(Reuters Health) - - People should opt for face-to-face cognitive behavioral therapy if they're looking for the fastest way to address their binge eating disorder, suggests a new study from Germany.
Researchers found that while an internet-based self-help program did help people binge eat less often, face-to-face therapy led to a larger and faster reduction in binge eating episodes.
"Although there is evidence that structured self-help treatments based on cognitive-behavioral therapy may be effective for patients, it was unclear how the effects of an Internet-based application are in comparison with cognitive-behavioral therapy," said senior author Anja Hilbert, of the University of Leipzig Medical Center.
People with binge eating disorder repeatedly eat very large quantities of food in a short period of time, Hilbert and colleagues write in JAMA Psychiatry.
About 1.9 percent of people around the world will have binge eating disorder during their lives, they add.
"Cognitive-behavioral therapy is the most well-established treatment for adults with binge-eating disorder," Hilbert told Reuters Health in an email.
Self-help programs also showed promise in some research, however.
For the new study, the researchers randomly assigned 178 overweight or obese patients with binge eating disorder to participate in 20 50-minute face-to-face cognitive behavioral therapy sessions or 11 internet-based self-help sessions. The treatments took four months.

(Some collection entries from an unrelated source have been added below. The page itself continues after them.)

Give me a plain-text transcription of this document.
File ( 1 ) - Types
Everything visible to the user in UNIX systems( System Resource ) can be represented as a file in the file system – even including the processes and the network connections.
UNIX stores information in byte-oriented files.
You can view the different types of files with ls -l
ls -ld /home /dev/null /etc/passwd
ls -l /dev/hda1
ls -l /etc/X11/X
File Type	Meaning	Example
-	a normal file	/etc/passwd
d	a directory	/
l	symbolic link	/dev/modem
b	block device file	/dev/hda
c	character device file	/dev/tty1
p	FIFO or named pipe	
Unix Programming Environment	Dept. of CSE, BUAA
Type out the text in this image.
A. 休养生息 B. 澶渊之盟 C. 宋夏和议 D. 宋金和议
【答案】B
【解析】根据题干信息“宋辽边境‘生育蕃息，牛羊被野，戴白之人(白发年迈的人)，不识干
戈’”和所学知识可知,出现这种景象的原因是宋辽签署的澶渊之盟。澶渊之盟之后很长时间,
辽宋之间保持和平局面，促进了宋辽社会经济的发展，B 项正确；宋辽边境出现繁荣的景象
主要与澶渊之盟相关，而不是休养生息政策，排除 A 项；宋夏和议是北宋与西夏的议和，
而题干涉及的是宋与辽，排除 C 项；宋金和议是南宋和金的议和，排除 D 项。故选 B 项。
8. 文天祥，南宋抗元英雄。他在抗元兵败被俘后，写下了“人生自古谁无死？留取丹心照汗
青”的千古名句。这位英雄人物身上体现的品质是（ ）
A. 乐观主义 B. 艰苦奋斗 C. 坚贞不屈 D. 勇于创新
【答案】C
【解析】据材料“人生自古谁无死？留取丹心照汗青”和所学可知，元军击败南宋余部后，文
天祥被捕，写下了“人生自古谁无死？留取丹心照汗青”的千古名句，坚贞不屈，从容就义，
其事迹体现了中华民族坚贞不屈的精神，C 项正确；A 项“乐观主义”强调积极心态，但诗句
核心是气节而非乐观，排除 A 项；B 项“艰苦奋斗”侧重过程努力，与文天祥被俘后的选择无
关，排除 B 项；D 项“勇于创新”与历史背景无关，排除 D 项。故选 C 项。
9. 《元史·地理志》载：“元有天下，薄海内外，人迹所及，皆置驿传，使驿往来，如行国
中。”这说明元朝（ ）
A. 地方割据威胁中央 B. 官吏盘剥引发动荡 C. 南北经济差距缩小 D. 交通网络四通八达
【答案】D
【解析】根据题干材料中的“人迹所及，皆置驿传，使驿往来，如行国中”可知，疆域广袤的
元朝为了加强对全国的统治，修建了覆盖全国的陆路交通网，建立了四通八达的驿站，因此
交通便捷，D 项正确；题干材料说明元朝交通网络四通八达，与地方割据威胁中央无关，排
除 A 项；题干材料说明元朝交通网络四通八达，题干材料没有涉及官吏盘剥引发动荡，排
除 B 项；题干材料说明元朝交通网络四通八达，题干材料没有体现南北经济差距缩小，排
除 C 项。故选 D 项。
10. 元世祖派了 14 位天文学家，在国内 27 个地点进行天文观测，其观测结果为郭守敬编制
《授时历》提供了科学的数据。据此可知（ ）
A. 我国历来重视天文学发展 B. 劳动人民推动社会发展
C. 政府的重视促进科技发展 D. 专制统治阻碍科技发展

Hilbert said the face-to-face therapy was delivered during individual sessions and focused on nutrition, body image and stress. The self-help program on the internet covered similar topics and patients could move through the program at their own pace. Those in the self-help group met with a specialist before starting the program and also received weekly emails.
At the start of the study, the participants reported an average of 14 days with binge eating episodes during the past 28 days. By the end of treatment, that fell to about 4 days among those in the self-help group and about 2 days among the cognitive-behavioral therapy group.
After six months, those in the self-help group reported an average of about 5 binge eating days during the past 28 days, compared to about 3 among the cognitive-behavioral therapy group.
The proportion of patients who were no longer binge eating was also higher among those in the cognitive-behavioral therapy group than among those in the self-help group at both points.
In an analysis of 116 of the patients followed for a year and a half, there was no difference between the two groups.
Hilbert said the better results among the cognitive-behavioral therapy group are likely due to it being more intense than self-help and being paired with therapist support.
She said the results showing cognitive-behavioral therapy worked faster than self-help should be considered during treatment decisions since patients usually need their problems resolved as early as possible.
"However, (self-help) was confirmed as a viable alternative to (cognitive-behavioral therapy), and may be offered to patients with reduced access to (cognitive-behavioral therapy) or who do not wish to participate in an individual psychotherapy," she said.
Dr. Evelyn Attia, professor of psychiatry at Columbia University Medical Center in New York, said it's important to explore other treatments for binge eating disorder since cognitive-behavioral therapy may not always be available.
"If somebody with binge eating disorder walked into a doctor's office, there are a range of treatments that are shown to be helpful," said Attia, who was not involved with the new study.
For example, she said, some people may be prescribed medications found to help people with binge eating disorder, including antidepressants and the stimulant marketed by Shire as Vyvanse, which was approved in 2015 for use in people with moderate to severe binge eating disorder.
Attia also echoed the author's statement that self-help programs should not be discounted. This study also showed a significant reduction in the self-help group - and electronic programs have improved since this study was conducted, she said.